Para a magistrada, “é legítima e devida a cassação dos mandatos eletivos dos candidatos que se beneficiaram com a candidatura fictícia, devendo a penalidade servir de lição para que em futuros pleitos, os candidatos e os partidos/coligações trabalhem conjuntamente em prol do desenvolvimento das efetivas candidaturas femininas, dentro do espírito da lei”.

No início deste mês, a juíza eleitoral tornou sem efeito sentença dela própria, de 19 de agosto, atendendo pedido da advogado de defesa da deputada estadual Joana Darc, que alegou cerceamento de defesa.

Na decisão desta quarta, a magistrada afirma que “a prova demonstra que a coligação impugnada indicou o nome de uma das candidaturas com o único objetivo de atender o percentual de mulheres exigidos pela legislação, 30% de candidatas do sexo feminino, para tornar possível a indicação do número máximo de candidatos homens para concorrerem ao pleito pela coligação no município”.

A ação, ajuizada pelo Ministério Público do Eleitoral (MPE), aponta que o PR realizou a candidatura falsa de Ivaneth Alves da Silva, que acabou fazendo denúncia ao órgão ministerial, pois, sua participação não havia sido autorizada.

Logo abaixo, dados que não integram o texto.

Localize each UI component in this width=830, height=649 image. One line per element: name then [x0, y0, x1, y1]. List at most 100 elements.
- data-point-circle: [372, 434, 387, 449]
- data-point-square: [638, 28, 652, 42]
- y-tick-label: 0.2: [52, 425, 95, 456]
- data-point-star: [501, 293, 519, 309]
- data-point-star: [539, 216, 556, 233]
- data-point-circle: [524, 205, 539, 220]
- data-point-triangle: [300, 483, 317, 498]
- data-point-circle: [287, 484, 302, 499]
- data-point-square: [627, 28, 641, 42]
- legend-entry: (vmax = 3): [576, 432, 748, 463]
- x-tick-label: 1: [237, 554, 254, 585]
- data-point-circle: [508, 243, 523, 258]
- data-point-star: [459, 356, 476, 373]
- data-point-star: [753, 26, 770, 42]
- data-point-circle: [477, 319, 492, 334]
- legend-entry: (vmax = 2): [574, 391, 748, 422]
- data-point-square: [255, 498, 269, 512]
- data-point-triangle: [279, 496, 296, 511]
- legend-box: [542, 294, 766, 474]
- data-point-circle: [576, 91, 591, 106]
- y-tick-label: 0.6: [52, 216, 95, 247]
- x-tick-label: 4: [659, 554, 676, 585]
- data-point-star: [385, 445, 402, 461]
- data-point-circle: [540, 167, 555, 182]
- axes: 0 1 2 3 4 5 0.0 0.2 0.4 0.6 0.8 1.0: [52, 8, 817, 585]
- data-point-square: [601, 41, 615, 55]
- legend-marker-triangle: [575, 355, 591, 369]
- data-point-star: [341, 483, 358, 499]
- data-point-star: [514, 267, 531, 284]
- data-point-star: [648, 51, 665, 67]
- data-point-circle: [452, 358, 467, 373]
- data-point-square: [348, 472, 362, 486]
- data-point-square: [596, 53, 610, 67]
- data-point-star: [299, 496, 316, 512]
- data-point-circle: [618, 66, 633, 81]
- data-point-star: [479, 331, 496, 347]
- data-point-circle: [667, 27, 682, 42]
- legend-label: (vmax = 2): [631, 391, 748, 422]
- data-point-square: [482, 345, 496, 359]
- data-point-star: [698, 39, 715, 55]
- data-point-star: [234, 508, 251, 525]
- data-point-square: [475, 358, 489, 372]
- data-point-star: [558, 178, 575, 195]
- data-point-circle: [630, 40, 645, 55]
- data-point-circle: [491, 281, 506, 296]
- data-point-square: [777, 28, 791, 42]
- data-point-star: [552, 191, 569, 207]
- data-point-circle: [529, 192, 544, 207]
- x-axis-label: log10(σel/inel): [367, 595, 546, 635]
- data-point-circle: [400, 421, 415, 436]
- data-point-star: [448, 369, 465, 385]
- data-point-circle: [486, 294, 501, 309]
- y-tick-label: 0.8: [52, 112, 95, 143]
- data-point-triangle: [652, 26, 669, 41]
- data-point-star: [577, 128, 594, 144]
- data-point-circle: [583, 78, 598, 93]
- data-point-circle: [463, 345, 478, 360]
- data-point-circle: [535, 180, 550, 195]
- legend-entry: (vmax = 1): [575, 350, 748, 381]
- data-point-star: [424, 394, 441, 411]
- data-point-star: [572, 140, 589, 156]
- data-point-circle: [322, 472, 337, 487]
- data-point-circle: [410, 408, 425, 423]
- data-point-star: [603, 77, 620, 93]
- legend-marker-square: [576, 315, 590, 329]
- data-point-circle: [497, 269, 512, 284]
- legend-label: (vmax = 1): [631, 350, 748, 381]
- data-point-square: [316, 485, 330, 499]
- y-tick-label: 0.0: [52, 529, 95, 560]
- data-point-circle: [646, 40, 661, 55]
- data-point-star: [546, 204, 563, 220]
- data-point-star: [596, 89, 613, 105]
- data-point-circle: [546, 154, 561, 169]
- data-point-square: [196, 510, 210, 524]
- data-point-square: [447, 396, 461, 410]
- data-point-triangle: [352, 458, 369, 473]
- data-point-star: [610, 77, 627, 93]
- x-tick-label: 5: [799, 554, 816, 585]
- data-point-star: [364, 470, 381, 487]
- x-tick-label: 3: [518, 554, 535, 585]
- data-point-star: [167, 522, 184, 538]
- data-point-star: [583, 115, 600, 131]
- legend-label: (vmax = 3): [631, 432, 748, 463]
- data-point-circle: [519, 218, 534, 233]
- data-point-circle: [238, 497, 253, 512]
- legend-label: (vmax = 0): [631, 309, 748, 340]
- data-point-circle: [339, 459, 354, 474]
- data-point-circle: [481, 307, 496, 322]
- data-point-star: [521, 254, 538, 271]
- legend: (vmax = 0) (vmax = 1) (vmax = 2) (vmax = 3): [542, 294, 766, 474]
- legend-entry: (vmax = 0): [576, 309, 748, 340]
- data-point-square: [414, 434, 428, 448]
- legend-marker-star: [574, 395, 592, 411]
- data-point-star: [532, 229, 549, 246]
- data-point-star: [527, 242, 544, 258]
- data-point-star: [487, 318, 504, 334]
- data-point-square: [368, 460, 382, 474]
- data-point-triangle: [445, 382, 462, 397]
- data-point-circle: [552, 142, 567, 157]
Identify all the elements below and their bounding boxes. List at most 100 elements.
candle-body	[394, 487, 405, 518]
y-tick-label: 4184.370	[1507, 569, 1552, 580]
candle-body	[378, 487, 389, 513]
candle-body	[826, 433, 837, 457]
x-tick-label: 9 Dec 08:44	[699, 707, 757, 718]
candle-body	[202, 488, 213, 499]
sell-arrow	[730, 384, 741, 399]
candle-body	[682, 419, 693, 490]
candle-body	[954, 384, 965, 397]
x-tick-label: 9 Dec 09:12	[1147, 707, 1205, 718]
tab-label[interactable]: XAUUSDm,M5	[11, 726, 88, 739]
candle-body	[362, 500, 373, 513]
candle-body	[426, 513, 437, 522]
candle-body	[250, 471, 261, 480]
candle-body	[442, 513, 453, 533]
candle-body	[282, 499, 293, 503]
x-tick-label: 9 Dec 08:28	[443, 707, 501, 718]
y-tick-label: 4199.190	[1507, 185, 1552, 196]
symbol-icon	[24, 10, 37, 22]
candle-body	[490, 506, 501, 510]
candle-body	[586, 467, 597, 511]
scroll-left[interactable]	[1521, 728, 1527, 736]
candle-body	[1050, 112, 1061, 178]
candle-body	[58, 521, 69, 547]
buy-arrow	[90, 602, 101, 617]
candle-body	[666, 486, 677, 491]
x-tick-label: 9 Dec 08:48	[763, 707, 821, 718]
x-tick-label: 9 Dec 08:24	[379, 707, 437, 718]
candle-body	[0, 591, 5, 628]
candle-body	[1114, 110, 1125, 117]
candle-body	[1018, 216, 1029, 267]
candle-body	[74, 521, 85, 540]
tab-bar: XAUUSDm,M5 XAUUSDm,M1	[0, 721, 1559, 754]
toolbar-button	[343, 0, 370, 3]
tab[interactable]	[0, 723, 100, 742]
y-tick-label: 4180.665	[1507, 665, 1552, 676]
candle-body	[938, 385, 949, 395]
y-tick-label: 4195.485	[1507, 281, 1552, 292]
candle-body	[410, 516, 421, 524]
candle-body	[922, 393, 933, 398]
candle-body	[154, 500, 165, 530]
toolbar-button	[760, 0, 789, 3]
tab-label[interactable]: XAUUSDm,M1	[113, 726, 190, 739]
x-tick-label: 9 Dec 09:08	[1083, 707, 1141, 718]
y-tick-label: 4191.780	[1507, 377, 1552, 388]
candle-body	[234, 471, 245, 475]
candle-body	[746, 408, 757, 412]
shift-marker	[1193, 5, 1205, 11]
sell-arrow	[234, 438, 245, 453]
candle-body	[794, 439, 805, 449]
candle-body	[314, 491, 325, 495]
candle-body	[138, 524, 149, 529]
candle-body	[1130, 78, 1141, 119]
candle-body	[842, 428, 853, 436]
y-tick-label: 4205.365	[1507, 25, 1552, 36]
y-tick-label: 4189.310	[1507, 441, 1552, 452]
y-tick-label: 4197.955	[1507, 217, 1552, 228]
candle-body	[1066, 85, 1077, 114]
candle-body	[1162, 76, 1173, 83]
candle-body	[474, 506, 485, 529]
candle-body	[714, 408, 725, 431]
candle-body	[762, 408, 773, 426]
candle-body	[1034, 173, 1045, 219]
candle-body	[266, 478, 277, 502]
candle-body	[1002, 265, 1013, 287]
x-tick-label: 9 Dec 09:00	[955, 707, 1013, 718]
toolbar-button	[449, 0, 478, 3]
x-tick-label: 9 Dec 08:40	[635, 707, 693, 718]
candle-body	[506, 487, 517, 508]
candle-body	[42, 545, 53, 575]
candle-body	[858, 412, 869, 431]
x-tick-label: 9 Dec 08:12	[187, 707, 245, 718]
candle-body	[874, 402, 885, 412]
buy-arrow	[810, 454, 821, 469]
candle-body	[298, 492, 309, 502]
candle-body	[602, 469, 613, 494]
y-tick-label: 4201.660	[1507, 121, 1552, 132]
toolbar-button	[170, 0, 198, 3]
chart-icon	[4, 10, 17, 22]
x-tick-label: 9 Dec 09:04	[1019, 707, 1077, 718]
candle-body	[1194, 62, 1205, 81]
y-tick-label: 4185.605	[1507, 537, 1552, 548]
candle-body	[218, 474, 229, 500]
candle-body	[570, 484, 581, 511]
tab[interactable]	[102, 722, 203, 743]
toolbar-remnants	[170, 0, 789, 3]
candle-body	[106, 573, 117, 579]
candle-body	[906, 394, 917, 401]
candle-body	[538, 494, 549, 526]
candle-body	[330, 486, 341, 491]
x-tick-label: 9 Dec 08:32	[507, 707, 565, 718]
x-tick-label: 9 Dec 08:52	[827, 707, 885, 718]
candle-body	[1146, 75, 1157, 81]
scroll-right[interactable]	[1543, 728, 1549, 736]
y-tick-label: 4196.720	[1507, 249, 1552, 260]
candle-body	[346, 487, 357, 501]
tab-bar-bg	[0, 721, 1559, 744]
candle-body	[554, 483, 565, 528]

Ivaneth procurou o órgão ministerial, ainda em 2016, e revelou que soube de inscrição fraudulenta dela como candidata ao cargo de vereadora da cidade de Manaus. Na época, a denunciante relatou que nunca se candidatou a qualquer cargo eletivo e que somente havia participado de uma reunião organizada pela então pré-candidata a vereadora, Liliane Araújo.